The discharge capacity of lifepo4 batteries in a low-temperature environment of -20℃ decreased to 65% of the nominal value (tested by Harbin Institute of Technology in 2023), a reduction of 35 percentage points compared to the 25℃ working condition. The internal resistance soared by 180% (from 0.8mΩ to 2.24mΩ), resulting in a 12% drop in the starting voltage. The operational data of the Norwegian electric vehicle fleet shows that the range reduction rate at -15℃ in winter is as high as 41%, while that of ternary lithium batteries only drops by 28%. However, the high-temperature performance advantage is significant. The capacity retention rate of continuous 1C discharge at 45℃ still reaches 96% (GB/T 31486 standard), and the initial temperature of thermal runaway is maintained at 270℃ (UL 1642 certification), which is 70℃ higher than the safety threshold of ternary batteries.

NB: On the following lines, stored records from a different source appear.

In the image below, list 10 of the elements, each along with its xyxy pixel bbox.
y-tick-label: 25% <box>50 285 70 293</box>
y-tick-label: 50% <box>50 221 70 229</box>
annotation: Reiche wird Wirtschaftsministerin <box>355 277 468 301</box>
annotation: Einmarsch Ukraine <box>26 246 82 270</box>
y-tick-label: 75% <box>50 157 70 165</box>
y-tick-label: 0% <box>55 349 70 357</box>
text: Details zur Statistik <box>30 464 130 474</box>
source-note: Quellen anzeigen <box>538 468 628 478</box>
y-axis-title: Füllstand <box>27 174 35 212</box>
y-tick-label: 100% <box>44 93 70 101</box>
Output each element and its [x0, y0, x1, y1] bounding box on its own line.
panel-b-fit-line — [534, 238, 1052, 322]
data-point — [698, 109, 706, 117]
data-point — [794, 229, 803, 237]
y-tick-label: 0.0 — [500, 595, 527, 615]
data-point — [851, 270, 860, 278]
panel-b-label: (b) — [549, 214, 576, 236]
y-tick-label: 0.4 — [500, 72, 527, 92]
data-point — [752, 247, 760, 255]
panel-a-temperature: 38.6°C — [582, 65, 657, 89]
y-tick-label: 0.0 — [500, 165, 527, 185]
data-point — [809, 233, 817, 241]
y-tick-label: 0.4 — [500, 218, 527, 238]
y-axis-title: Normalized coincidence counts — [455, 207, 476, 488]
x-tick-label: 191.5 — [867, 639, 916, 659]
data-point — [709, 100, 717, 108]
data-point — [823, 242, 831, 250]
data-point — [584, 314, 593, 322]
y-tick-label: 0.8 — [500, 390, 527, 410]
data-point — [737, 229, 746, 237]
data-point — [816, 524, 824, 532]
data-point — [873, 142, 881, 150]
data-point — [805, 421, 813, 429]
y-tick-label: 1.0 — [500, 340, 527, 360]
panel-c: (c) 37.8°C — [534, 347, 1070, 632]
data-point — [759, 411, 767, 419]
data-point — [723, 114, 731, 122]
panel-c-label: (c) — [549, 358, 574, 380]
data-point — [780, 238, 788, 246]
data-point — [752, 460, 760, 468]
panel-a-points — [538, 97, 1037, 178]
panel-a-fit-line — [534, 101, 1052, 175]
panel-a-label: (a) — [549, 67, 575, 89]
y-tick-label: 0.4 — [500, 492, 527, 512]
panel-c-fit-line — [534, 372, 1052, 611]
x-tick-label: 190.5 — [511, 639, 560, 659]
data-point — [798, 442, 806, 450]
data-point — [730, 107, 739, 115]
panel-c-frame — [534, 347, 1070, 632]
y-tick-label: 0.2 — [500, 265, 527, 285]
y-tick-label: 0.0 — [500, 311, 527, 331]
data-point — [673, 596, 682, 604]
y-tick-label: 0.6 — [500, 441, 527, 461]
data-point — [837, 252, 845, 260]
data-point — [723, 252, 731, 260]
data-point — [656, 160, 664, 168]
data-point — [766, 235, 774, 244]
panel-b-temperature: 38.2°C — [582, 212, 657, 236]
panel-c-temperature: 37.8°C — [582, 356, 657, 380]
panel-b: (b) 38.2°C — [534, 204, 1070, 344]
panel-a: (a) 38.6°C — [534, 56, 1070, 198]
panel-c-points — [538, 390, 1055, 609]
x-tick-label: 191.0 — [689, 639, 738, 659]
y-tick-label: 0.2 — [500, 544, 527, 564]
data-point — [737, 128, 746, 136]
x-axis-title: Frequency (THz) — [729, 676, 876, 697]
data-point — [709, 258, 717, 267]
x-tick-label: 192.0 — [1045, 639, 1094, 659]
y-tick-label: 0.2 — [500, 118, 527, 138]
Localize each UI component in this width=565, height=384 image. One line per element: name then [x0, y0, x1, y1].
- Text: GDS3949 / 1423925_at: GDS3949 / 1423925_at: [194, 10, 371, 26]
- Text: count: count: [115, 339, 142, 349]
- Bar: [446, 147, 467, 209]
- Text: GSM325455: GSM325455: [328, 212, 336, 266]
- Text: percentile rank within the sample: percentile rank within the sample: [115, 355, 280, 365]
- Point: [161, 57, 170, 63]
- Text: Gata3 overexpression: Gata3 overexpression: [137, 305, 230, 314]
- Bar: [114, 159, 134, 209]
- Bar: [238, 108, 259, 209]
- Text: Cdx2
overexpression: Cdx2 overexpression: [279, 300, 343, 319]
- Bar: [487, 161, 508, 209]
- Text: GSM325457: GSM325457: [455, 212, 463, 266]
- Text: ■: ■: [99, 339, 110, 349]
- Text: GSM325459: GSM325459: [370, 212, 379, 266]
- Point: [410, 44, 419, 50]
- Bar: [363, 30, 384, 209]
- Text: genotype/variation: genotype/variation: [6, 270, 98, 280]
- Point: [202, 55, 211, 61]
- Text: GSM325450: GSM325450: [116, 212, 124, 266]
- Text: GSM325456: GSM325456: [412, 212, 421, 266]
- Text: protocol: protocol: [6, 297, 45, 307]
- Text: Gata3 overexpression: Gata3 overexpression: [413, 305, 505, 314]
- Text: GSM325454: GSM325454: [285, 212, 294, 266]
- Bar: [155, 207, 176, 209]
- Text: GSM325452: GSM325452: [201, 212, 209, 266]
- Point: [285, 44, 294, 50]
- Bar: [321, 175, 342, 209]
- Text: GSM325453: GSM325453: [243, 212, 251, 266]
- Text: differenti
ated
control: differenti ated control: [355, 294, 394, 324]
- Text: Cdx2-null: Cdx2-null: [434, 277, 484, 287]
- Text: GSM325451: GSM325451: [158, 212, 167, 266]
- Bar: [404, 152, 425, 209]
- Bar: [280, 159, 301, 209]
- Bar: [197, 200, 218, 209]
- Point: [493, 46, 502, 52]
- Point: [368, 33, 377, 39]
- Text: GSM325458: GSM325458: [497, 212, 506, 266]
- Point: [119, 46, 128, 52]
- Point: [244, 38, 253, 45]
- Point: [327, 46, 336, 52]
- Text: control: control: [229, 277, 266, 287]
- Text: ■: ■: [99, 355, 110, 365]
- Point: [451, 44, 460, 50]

Temperature has an exponential influence on the cycle life. The calculation of the Arrhenius equation indicates that an environment of 40 ° C increases the electrochemical reaction rate by 150%, resulting in a reduction of the 6,000-cycle life (25 ° C /80% DOD) to 3,800 cycles (IEC 62619 data). Empirical evidence from BYD’s energy storage project shows that the capacity attenuation rate of lifepo4 after three years of operation in a 35℃ area is 12.7%, which is 3.8 times higher than that in temperate regions. What is even more serious is the high-temperature storage at 60℃. The accelerated aging test confirmed that for every 10℃ increase, the rate of calendar life decline doubles. When stored in a fully charged state for one year, the capacity loss reaches 24% (only 5% at 25℃).
The charging characteristics are strictly restricted by temperature. When charging at 0.3C below 0℃, the probability of lithium dendrite growth surges to 8.3 times that of the environment at 25℃ (electron microscope observation data from Tsinghua University). The MIL-STD-810G standard of the US military requires that the charging current at -30℃ shall not exceed 1/3C; otherwise, the permanent capacity loss rate exceeds 5% per time. The risk of high-temperature charging also exists. At 55℃, 1C fast charging will increase the decomposition rate of the SEI film by 300%. Tests by CATL show that the capacity drops sharply by 19% after 300 cycles (compared to the 7% attenuation at 25℃).
Thermal management energy consumption significantly affects system efficiency. The power consumption of the self-heating system that maintains lifepo4 operating at -20℃ accounts for 18% of the output energy (Tesla Heat Pump Technology White Paper), while the power consumption of active cooling in a 45℃ environment reaches 5.3%. The actual measurement of the Sahara photovoltaic storage project shows that the temperature control system of the battery compartment consumes an average of 127kWh/kWh of electricity annually, reducing the overall efficiency by 7.2 percentage points. Temperature uniformity is even more crucial. A temperature difference of more than 5℃ inside the module will shorten the lifespan by 37% (UL 1973 standard). Therefore, the liquid cooling system needs to control the temperature difference within ±2℃ (the temperature difference in the natural convection scheme reaches ±8℃).